From $125 to $250 is the typical price, Schultz said.

In addition, in response to a question from Councilwoman Cheryl King, he said the U.S. Attorney's Office, for the Department of Justice, has sent letters to state and local governments that are considering whether to authorize the manufacture, distribution or sale of marijuana for medical purposes. The U.S. Attorney's position is, the federal government won't spend its time and resources prosecuting people who have a bona fide treatment regimen for medical marijuana, which their doctors prescribe. These treatment plans are for chemotherapy patients and those with end-stage illnesses, for example, and not patients with conditions such as lower back or ankle pain.

The federal government has been warning states and localities to be very careful about what they authorize in their jurisdictions, Schultz said. Possessing or manufacturing any marijuana is illegal, according to federal law.

Due to the fact marijuana is illegal under federal law and legal issues are being worked out, the city needs to step back and take another look at how court cases are being resolved, Schultz said. These cases are on a fairly fast track, he believes.

Council approved extending the moratorium, 7-0.

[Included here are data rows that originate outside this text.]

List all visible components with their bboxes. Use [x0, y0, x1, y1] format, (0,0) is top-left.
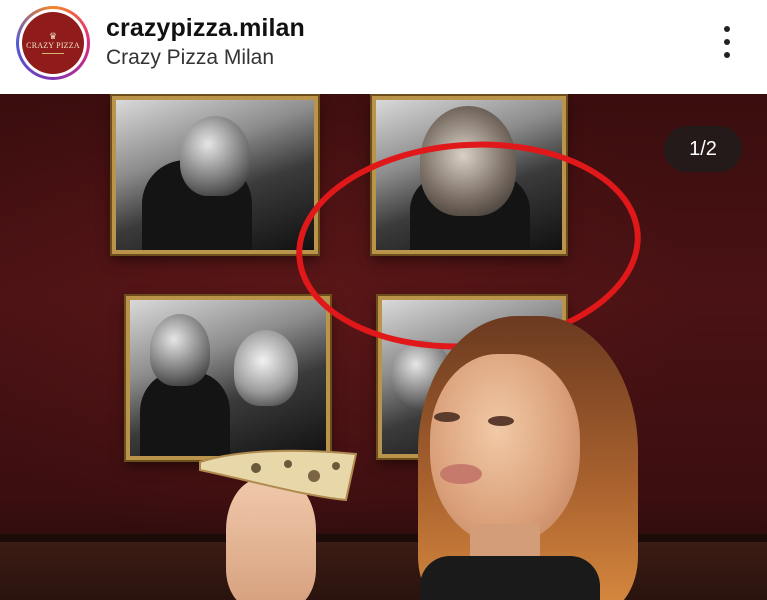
- framed-photo: [112, 96, 318, 254]
- crown-icon: ♛: [48, 31, 58, 41]
- more-vertical-icon: [724, 26, 730, 32]
- pizza-slice: [199, 449, 358, 502]
- account-subtitle: Crazy Pizza Milan: [106, 46, 275, 69]
- avatar[interactable]: ♛ CRAZY PIZZA: [22, 12, 84, 74]
- more-options-button[interactable]: [714, 22, 740, 62]
- person-top: [420, 556, 600, 600]
- banquette: [0, 542, 767, 600]
- person-face: [430, 354, 580, 544]
- username-link[interactable]: crazypizza.milan: [106, 14, 305, 43]
- post-media[interactable]: 1/2: [0, 94, 767, 600]
- carousel-counter: 1/2: [664, 126, 742, 172]
- avatar-logo-text: CRAZY PIZZA: [26, 41, 80, 50]
- post-header: ♛ CRAZY PIZZA crazypizza.milan Crazy Piz…: [0, 0, 767, 94]
- story-ring[interactable]: ♛ CRAZY PIZZA: [16, 6, 90, 80]
- framed-photo: [126, 296, 330, 460]
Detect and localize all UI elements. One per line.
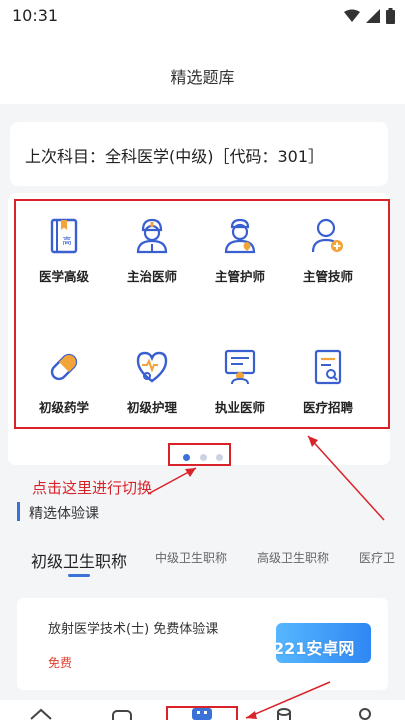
category-label: 初级护理: [126, 400, 177, 415]
category-label: 主治医师: [126, 269, 177, 284]
last-subject-card[interactable]: 上次科目：全科医学(中级)［代码：301］: [10, 122, 388, 186]
book-icon: 高: [50, 218, 78, 254]
last-subject-text: 上次科目：全科医学(中级)［代码：301］: [25, 147, 325, 166]
category-item-nursing[interactable]: 初级护理: [108, 349, 196, 429]
course-card[interactable]: 放射医学技术(士) 免费体验课 免费 221安卓网: [17, 598, 388, 690]
home-icon[interactable]: [30, 708, 52, 720]
doctor-icon: [136, 218, 168, 254]
technician-icon: [311, 218, 343, 253]
category-label: 主管技师: [302, 269, 353, 284]
tab-senior[interactable]: 高级卫生职称: [257, 549, 329, 566]
pager-dot-1[interactable]: [183, 454, 190, 461]
page-title: 精选题库: [170, 68, 235, 87]
category-item-recruitment[interactable]: 医疗招聘: [284, 349, 372, 429]
pager-dot-2[interactable]: [200, 454, 207, 461]
category-label: 医疗招聘: [302, 400, 353, 415]
tab-junior[interactable]: 初级卫生职称: [31, 548, 127, 572]
course-title: 放射医学技术(士) 免费体验课: [48, 622, 219, 637]
category-item-practitioner[interactable]: 执业医师: [196, 349, 284, 429]
wifi-icon: [344, 9, 360, 22]
medical-board-icon: [224, 349, 256, 385]
category-tabs: 初级卫生职称 中级卫生职称 高级卫生职称 医疗卫: [0, 540, 405, 580]
status-icons: [344, 8, 395, 24]
tab-intermediate[interactable]: 中级卫生职称: [155, 549, 227, 566]
category-item-medical-senior[interactable]: 高 医学高级: [20, 218, 108, 298]
category-label: 医学高级: [38, 269, 89, 284]
status-bar: 10:31: [0, 0, 405, 34]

seabourne August 23, 2011 at 07:22 PM
For a great collection of videos of the top doctors and researchers of cannabis paid by the U.S. government see webpage http://activistcat.com/Videos-on-Medical-Cannabis.php Tell your Congressional Representatives - It is time to "Change the Schedule of Cannabis, Cannabis Laws, and Drug Czar Laws" Read and Sign the petition at http://www.change.org/petitions/change-the-schedule-of-cannabis-cannabis-laws-and-drug-czar-laws After you sign the petition, email your friendlies, share on facebook, or twitter from the petition page. If you have a website grab the widget so your visitors can sign it without leaving your website. This petition uses laws passed by Congress to point out that by their laws, the laws must change. If you haven’t asked your representative and senator to support policy change, what are you waiting for? Sign the petition then send a email.
seabourne August 23, 2011 at 07:24 PM
Every year 1.5 million people are sickened or severely injured by medication mistakes, and 100,000 die. According to a 2007 study by Furberg et al, 4 of the top 10 deadliest drugs are the strong opiate painkillers like oxycodone. The fifth deadliest drug is acetaminophen, available one over-the-counter. It can cause irreversible and sometimes fatal liver damage in doses that are not much higher than the effective dose. Roughly 400 deaths and 42,000 hospitalizations occur each year due to acetaminophen overdoses. 86 million people suffer chronic pain. According to the National Institute of Health (NIH) more than 1/3 of Americans suffer a chronic pain condition at some point in their life. In a 1998 guide on directions of pain research by the NIH, and still in today’s economy as noted in a NIH January 2010 document, the economic impact is 100 Billion Dollars a year. Not one person has ever died from cannabis in the entire history of the plant! Cannabis is a proven anti-inflammaory. Inflammation causes diseases of all sorts.
seabourne August 23, 2011 at 07:25 PM
If the body is low on cannabinoids, just as with any other deficiency, the body does not function correctly since the endocannabinoid system regulates all other systems in the body. Misinformation has done much damage over the last 73 years as has the war on a plant and those who use it. Cannabis has continually been shown to be a remarkable anti-inflammatory which could be of great help to the 86 million people that suffer chronic pain. No one ever died from cannabis/marijuana though much suffering has taken place from the prohibition of it. It is time to end this travesty. Lack of cannabinoids - can cause cancer, digestive ailments, migrains, fibromyalgia, just to name a few. We are now generations into cannabinoid deprivation and the health consequences are showing.